Отсюда не следует, конечно, что всякий художник (или «гений», согласно терминологии Лессинга), хотя бы и наделенный тонким критическим чутьем, хотя бы и способный проникать в «тайну» собственного искусства, тем самым становится профессиональным критиком и эстетиком.
С Лессингом обстояло иначе. Не ради одного своего искусства он предпринял всеобъемлющую оценку достояния драматической поэзии древних и новейших авторов. В его задачу входило создание новой немецкой литературы, нового немецкого театра — национального и вместе с тем классово-бюргерского. В Германии эти две задачи были одной задачей.
Воссоздать в тесных рамках этой статьи беспримерную борьбу великого просветителя за новую — реалистическую — литературу, и прежде всего драму, не представляется возможным.
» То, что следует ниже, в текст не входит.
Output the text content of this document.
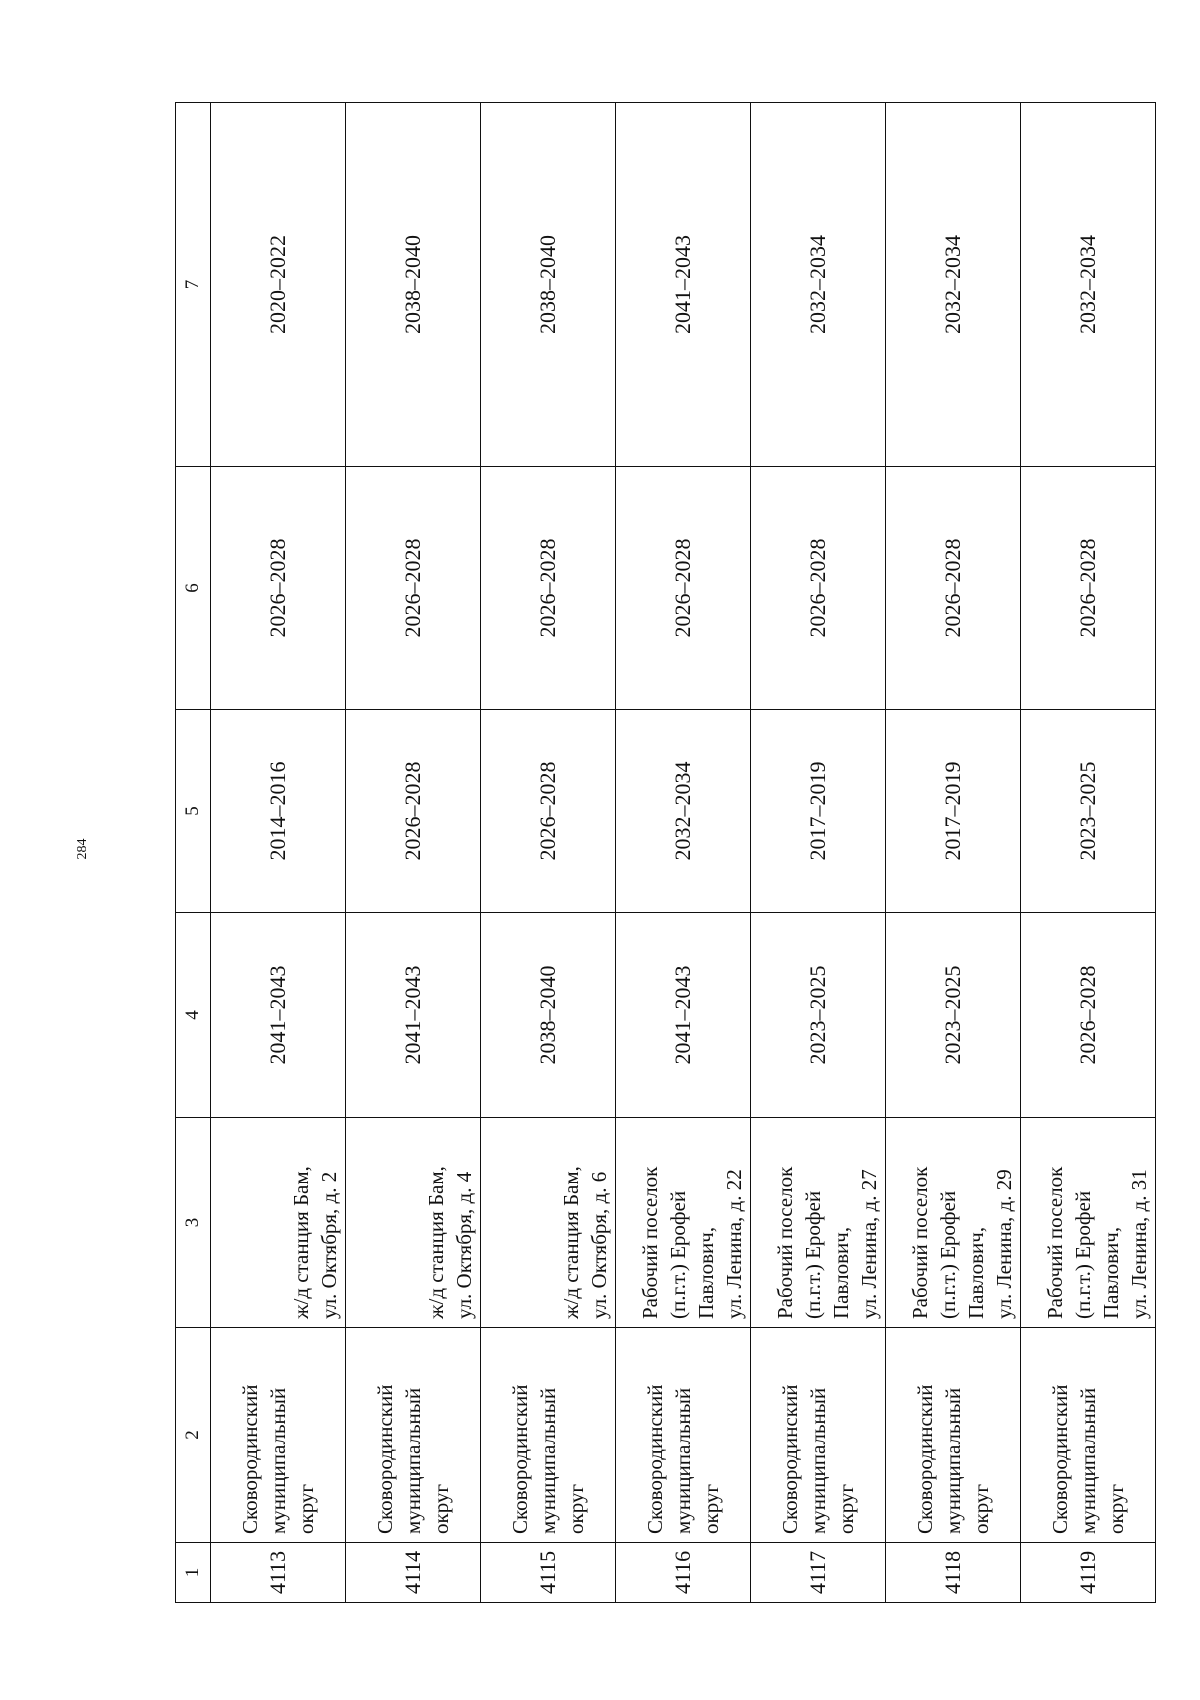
284
1	2	3	4	5	6	7
4113	Сковородинский муниципальный округ	ж/д станция Бам, ул. Октября, д. 2	2041–2043	2014–2016	2026–2028	2020–2022
4114	Сковородинский муниципальный округ	ж/д станция Бам, ул. Октября, д. 4	2041–2043	2026–2028	2026–2028	2038–2040
4115	Сковородинский муниципальный округ	ж/д станция Бам, ул. Октября, д. 6	2038–2040	2026–2028	2026–2028	2038–2040
4116	Сковородинский муниципальный округ	Рабочий поселок (п.г.т.) Ерофей Павлович, ул. Ленина, д. 22	2041–2043	2032–2034	2026–2028	2041–2043
4117	Сковородинский муниципальный округ	Рабочий поселок (п.г.т.) Ерофей Павлович, ул. Ленина, д. 27	2023–2025	2017–2019	2026–2028	2032–2034
4118	Сковородинский муниципальный округ	Рабочий поселок (п.г.т.) Ерофей Павлович, ул. Ленина, д. 29	2023–2025	2017–2019	2026–2028	2032–2034
4119	Сковородинский муниципальный округ	Рабочий поселок (п.г.т.) Ерофей Павлович, ул. Ленина, д. 31	2026–2028	2023–2025	2026–2028	2032–2034
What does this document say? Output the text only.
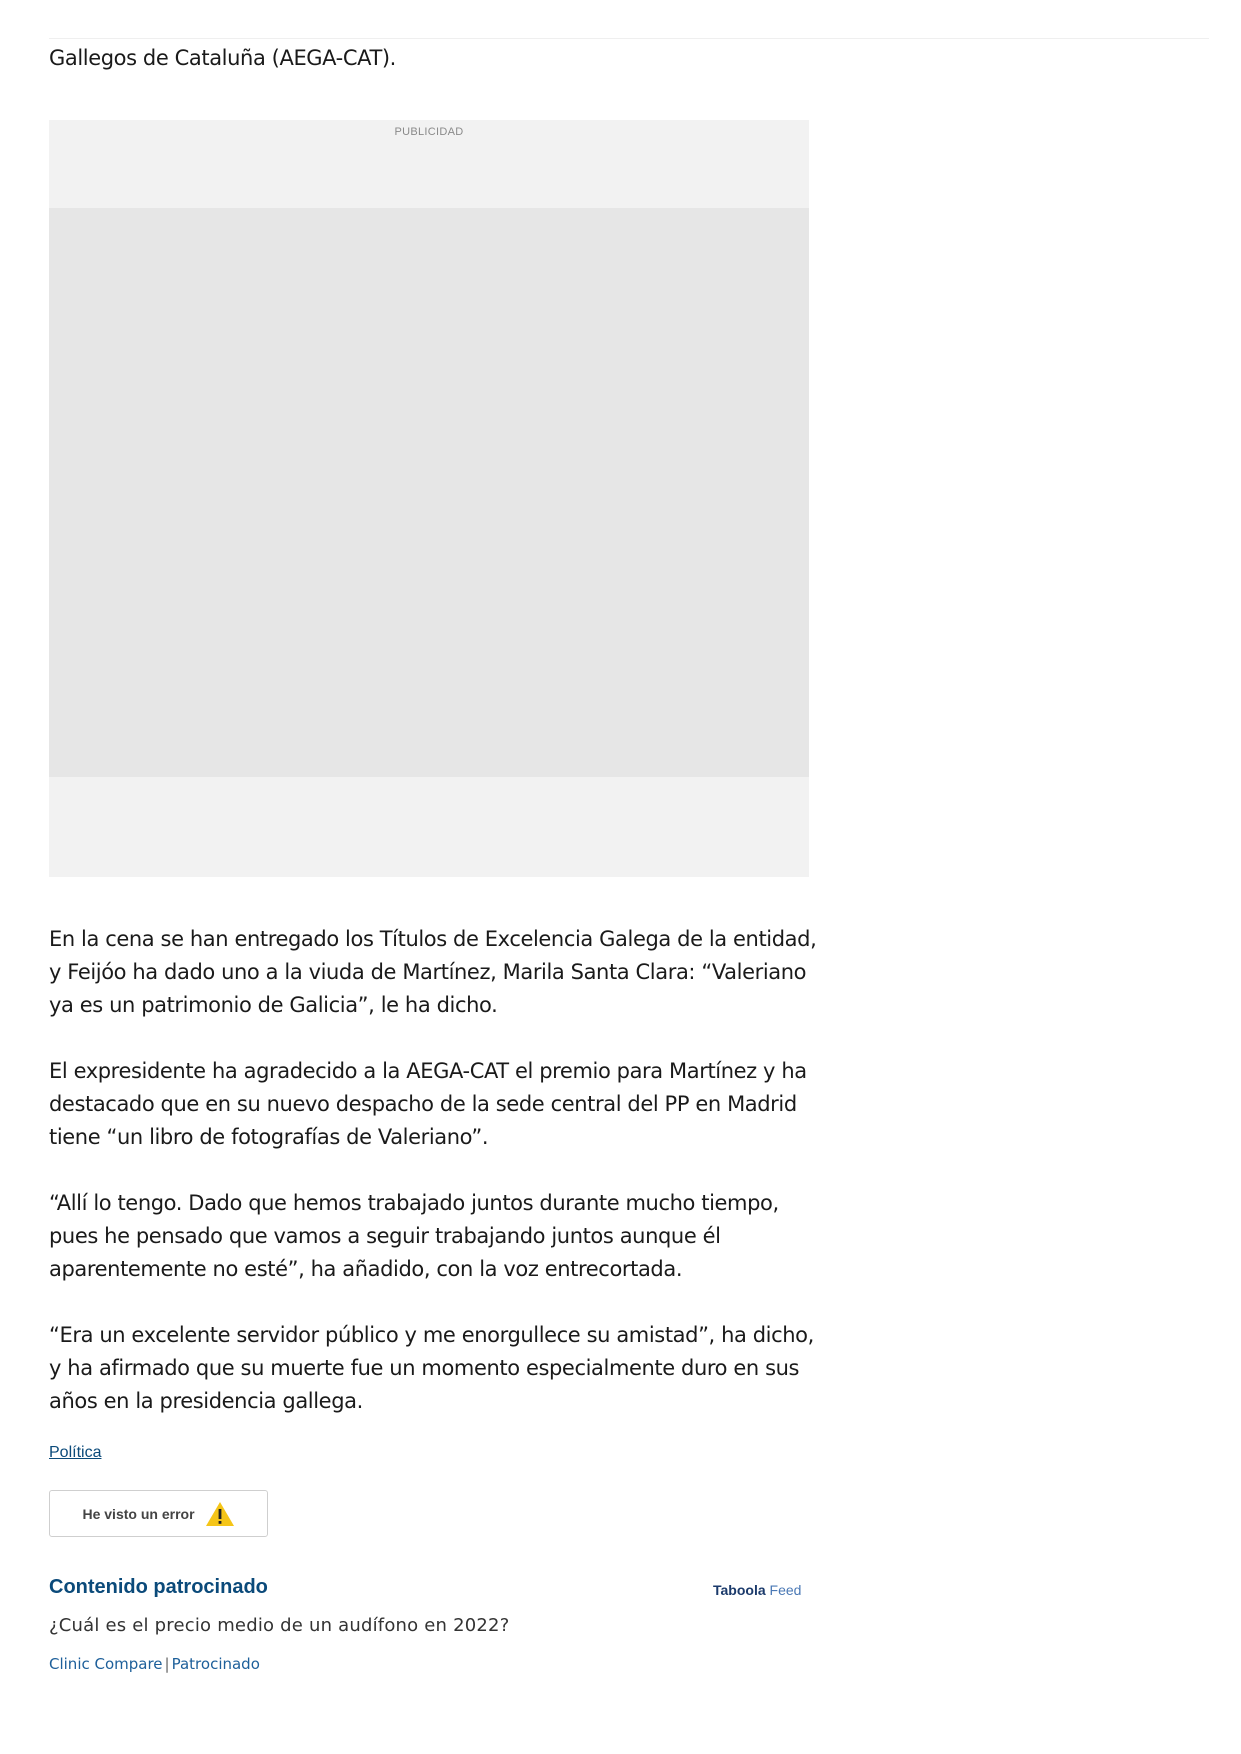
Gallegos de Cataluña (AEGA-CAT).

PUBLICIDAD

En la cena se han entregado los Títulos de Excelencia Galega de la entidad, y Feijóo ha dado uno a la viuda de Martínez, Marila Santa Clara: “Valeriano ya es un patrimonio de Galicia”, le ha dicho.

El expresidente ha agradecido a la AEGA-CAT el premio para Martínez y ha destacado que en su nuevo despacho de la sede central del PP en Madrid tiene “un libro de fotografías de Valeriano”.

“Allí lo tengo. Dado que hemos trabajado juntos durante mucho tiempo, pues he pensado que vamos a seguir trabajando juntos aunque él aparentemente no esté”, ha añadido, con la voz entrecortada.

“Era un excelente servidor público y me enorgullece su amistad”, ha dicho, y ha afirmado que su muerte fue un momento especialmente duro en sus años en la presidencia gallega.

Política
He visto un error
Contenido patrocinado	Taboola Feed
¿Cuál es el precio medio de un audífono en 2022?
Clinic Compare | Patrocinado
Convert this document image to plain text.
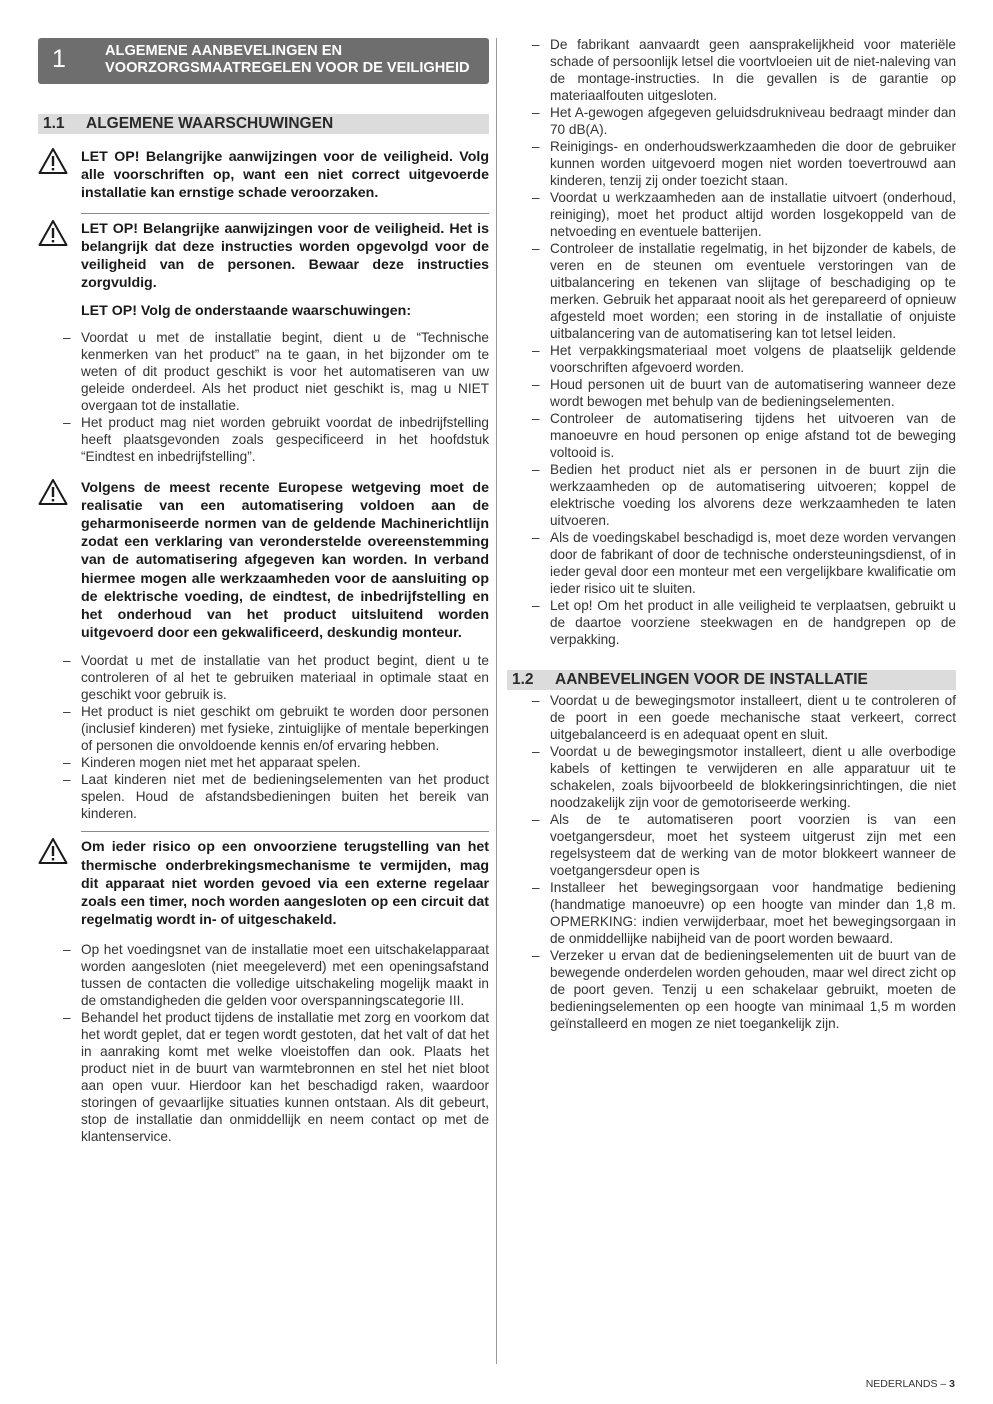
1	ALGEMENE AANBEVELINGEN EN
VOORZORGSMAATREGELEN VOOR DE VEILIGHEID
1.1 ALGEMENE WAARSCHUWINGEN
LET OP! Belangrijke aanwijzingen voor de veiligheid. Volg alle voorschriften op, want een niet correct uitgevoerde installatie kan ernstige schade veroorzaken.
LET OP! Belangrijke aanwijzingen voor de veiligheid. Het is belangrijk dat deze instructies worden opgevolgd voor de veiligheid van de personen. Bewaar deze instructies zorgvuldig.
LET OP! Volg de onderstaande waarschuwingen:
– Voordat u met de installatie begint, dient u de “Technische kenmerken van het product” na te gaan, in het bijzonder om te weten of dit product geschikt is voor het automatiseren van uw geleide onderdeel. Als het product niet geschikt is, mag u NIET overgaan tot de installatie.
– Het product mag niet worden gebruikt voordat de inbedrijfstelling heeft plaatsgevonden zoals gespecificeerd in het hoofdstuk “Eindtest en inbedrijfstelling”.
Volgens de meest recente Europese wetgeving moet de realisatie van een automatisering voldoen aan de geharmoniseerde normen van de geldende Machinerichtlijn zodat een verklaring van veronderstelde overeenstemming van de automatisering afgegeven kan worden. In verband hiermee mogen alle werkzaamheden voor de aansluiting op de elektrische voeding, de eindtest, de inbedrijfstelling en het onderhoud van het product uitsluitend worden uitgevoerd door een gekwalificeerd, deskundig monteur.
– Voordat u met de installatie van het product begint, dient u te controleren of al het te gebruiken materiaal in optimale staat en geschikt voor gebruik is.
– Het product is niet geschikt om gebruikt te worden door personen (inclusief kinderen) met fysieke, zintuiglijke of mentale beperkingen of personen die onvoldoende kennis en/of ervaring hebben.
– Kinderen mogen niet met het apparaat spelen.
– Laat kinderen niet met de bedieningselementen van het product spelen. Houd de afstandsbedieningen buiten het bereik van kinderen.
Om ieder risico op een onvoorziene terugstelling van het thermische onderbrekingsmechanisme te vermijden, mag dit apparaat niet worden gevoed via een externe regelaar zoals een timer, noch worden aangesloten op een circuit dat regelmatig wordt in- of uitgeschakeld.
– Op het voedingsnet van de installatie moet een uitschakelapparaat worden aangesloten (niet meegeleverd) met een openingsafstand tussen de contacten die volledige uitschakeling mogelijk maakt in de omstandigheden die gelden voor overspanningscategorie III.
– Behandel het product tijdens de installatie met zorg en voorkom dat het wordt geplet, dat er tegen wordt gestoten, dat het valt of dat het in aanraking komt met welke vloeistoffen dan ook. Plaats het product niet in de buurt van warmtebronnen en stel het niet bloot aan open vuur. Hierdoor kan het beschadigd raken, waardoor storingen of gevaarlijke situaties kunnen ontstaan. Als dit gebeurt, stop de installatie dan onmiddellijk en neem contact op met de klantenservice.
– De fabrikant aanvaardt geen aansprakelijkheid voor materiële schade of persoonlijk letsel die voortvloeien uit de niet-naleving van de montage-instructies. In die gevallen is de garantie op materiaalfouten uitgesloten.
– Het A-gewogen afgegeven geluidsdrukniveau bedraagt minder dan 70 dB(A).
– Reinigings- en onderhoudswerkzaamheden die door de gebruiker kunnen worden uitgevoerd mogen niet worden toevertrouwd aan kinderen, tenzij zij onder toezicht staan.
– Voordat u werkzaamheden aan de installatie uitvoert (onderhoud, reiniging), moet het product altijd worden losgekoppeld van de netvoeding en eventuele batterijen.
– Controleer de installatie regelmatig, in het bijzonder de kabels, de veren en de steunen om eventuele verstoringen van de uitbalancering en tekenen van slijtage of beschadiging op te merken. Gebruik het apparaat nooit als het gerepareerd of opnieuw afgesteld moet worden; een storing in de installatie of onjuiste uitbalancering van de automatisering kan tot letsel leiden.
– Het verpakkingsmateriaal moet volgens de plaatselijk geldende voorschriften afgevoerd worden.
– Houd personen uit de buurt van de automatisering wanneer deze wordt bewogen met behulp van de bedieningselementen.
– Controleer de automatisering tijdens het uitvoeren van de manoeuvre en houd personen op enige afstand tot de beweging voltooid is.
– Bedien het product niet als er personen in de buurt zijn die werkzaamheden op de automatisering uitvoeren; koppel de elektrische voeding los alvorens deze werkzaamheden te laten uitvoeren.
– Als de voedingskabel beschadigd is, moet deze worden vervangen door de fabrikant of door de technische ondersteuningsdienst, of in ieder geval door een monteur met een vergelijkbare kwalificatie om ieder risico uit te sluiten.
– Let op! Om het product in alle veiligheid te verplaatsen, gebruikt u de daartoe voorziene steekwagen en de handgrepen op de verpakking.
1.2 AANBEVELINGEN VOOR DE INSTALLATIE
– Voordat u de bewegingsmotor installeert, dient u te controleren of de poort in een goede mechanische staat verkeert, correct uitgebalanceerd is en adequaat opent en sluit.
– Voordat u de bewegingsmotor installeert, dient u alle overbodige kabels of kettingen te verwijderen en alle apparatuur uit te schakelen, zoals bijvoorbeeld de blokkeringsinrichtingen, die niet noodzakelijk zijn voor de gemotoriseerde werking.
– Als de te automatiseren poort voorzien is van een voetgangersdeur, moet het systeem uitgerust zijn met een regelsysteem dat de werking van de motor blokkeert wanneer de voetgangersdeur open is
– Installeer het bewegingsorgaan voor handmatige bediening (handmatige manoeuvre) op een hoogte van minder dan 1,8 m. OPMERKING: indien verwijderbaar, moet het bewegingsorgaan in de onmiddellijke nabijheid van de poort worden bewaard.
– Verzeker u ervan dat de bedieningselementen uit de buurt van de bewegende onderdelen worden gehouden, maar wel direct zicht op de poort geven. Tenzij u een schakelaar gebruikt, moeten de bedieningselementen op een hoogte van minimaal 1,5 m worden geïnstalleerd en mogen ze niet toegankelijk zijn.
NEDERLANDS – 3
И все же — несколько необходимых замечаний.
Для того чтобы осуществить театр, который дал бы возможность новому зрителю — бюргерскому классу — разобраться в вопросах, волновавших его душу, Лессингу в первую очередь надо было подорвать непререкаемый авторитет французского классицистического театра. А именно этот театр пропагандировался теоретиком немецкого классицизма Готшедом, упорно стремившимся направить немецкий театр по пути развития театра французского.
Французский классицистический театр XVII века, театр Корнеля и Расина, высоко вознес образы королей, принцев, принцесс и придворной знати. В этом возвеличении «властителей мира» косвенно (но только косвенно!) отразилась борьба французской буржуазии XVII века за национальное единство французского королевства — против феодальной разобщенности, за правовое государство — против средневековой анархии. В Германии, лишенной национального единства, заимствованный у французов классицистический театр должен был неминуемо превратиться в апологию антинационального княжеского деспотизма.
Нетрудно было осыпать насмешками сухого педанта Готшеда, автора «Катона», трагедии, смонтированной им «с помощью клея и ножниц» из трагедий англичанина Аддисона и француза Дешана. Но для того, чтобы навсегда покончить с доморощенным немецким классицизмом Готшеда и его школы, Лессингу надо было подвергнуть критике также и театр его французских учителей.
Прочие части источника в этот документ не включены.